2. Monster Conversion: The Husk Warrior
Let's take a classic dark fantasy staple: a desiccated, ancient guardian reanimated by sorcery.
The Original (WWN Statistics)
HD: $2$ (average 9 HP)
AC: 15 (equivalent to scale mail/heavy leather)
Attack: $+2$ to hit
Damage: $1\text{d}8$ (Longsword)
Shock: 2 / AC 15
Move: 30'
Save: 14+
Morale: 12 (Fearless/Undead)
The Conversion (SoC 2e Statistics)
In SoC 2e, monsters use the same primary physical stats as characters (STR, DEX, END) to track their physical pool. Damage is subtracted directly from these characteristics.
Husk Warrior
Ancient, leatheraries-dry corpses bound to life by lingering curses or spiteful sorcery. They do not tire, feel pain, or bleed.
Characteristics: STR 9, DEX 6, END 10
Armor: Leather & Bronze Scale (Armor 3)
Skills: Melee Combat-1, Athletics-1
Attacks:
Ancient Bronze Sword: $2\text{d}6+1$ to hit; Damage $2\text{d}6$
Special Traits:
Undead Resilience: Immune to psychological hazards, poison, disease, and asphyxiation.
Brittle Bones: Piercing weapons (arrows, rapiers) roll one less damage die against them. Crushing weapons (maces, warhammers) gain an additional $+2$ damage on a successful hit.

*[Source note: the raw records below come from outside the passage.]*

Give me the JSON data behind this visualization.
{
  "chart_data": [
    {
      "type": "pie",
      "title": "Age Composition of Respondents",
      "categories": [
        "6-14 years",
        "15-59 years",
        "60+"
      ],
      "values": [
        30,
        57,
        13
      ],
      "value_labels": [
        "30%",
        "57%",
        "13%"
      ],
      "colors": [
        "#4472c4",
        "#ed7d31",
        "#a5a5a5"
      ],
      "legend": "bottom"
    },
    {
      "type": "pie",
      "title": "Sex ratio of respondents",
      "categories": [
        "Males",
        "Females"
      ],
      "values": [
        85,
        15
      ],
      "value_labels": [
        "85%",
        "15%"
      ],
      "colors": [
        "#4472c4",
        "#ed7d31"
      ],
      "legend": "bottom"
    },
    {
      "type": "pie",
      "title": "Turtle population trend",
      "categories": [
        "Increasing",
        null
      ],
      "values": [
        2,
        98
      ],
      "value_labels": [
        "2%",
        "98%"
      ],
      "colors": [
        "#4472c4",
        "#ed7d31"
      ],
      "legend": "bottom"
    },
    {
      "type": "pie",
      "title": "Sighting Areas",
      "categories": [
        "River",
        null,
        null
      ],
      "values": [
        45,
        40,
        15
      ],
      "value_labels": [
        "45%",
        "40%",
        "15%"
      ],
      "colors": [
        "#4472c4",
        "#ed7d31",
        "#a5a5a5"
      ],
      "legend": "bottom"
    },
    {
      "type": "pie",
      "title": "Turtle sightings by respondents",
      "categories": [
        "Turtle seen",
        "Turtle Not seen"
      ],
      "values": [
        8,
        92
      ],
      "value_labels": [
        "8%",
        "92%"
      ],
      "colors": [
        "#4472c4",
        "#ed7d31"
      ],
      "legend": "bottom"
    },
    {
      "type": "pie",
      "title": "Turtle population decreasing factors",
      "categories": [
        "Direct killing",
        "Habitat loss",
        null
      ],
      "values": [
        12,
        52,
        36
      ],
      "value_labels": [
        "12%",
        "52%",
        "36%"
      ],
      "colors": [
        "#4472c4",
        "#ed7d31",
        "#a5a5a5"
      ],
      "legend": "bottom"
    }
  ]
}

Unstoppable: Husk Warriors never check morale and ignore the effects of a "Stunned" combat result. They fight until one of their physical characteristics is reduced to 0.
Mechanics Translation Notes:
Hit Dice to Attributes: A 2 HD monster in WWN translates to roughly a total physical pool of 20–25 points in SoC 2e (split across STR and END).
Armor Class to Armor Rating: WWN AC 15 reduces a regular character's chance to hit by about 25%. In SoC 2e, we match this by giving them an Armor Rating of 3, which flatly subtracts 3 damage from any incoming physical hit.
To-Hit Probability: The WWN attack bonus of $+2$ translates perfectly to a skill rank of Melee Combat-1 in SoC 2e, which gives a reliable, professional baseline to their $2\text{d}6$ combat checks.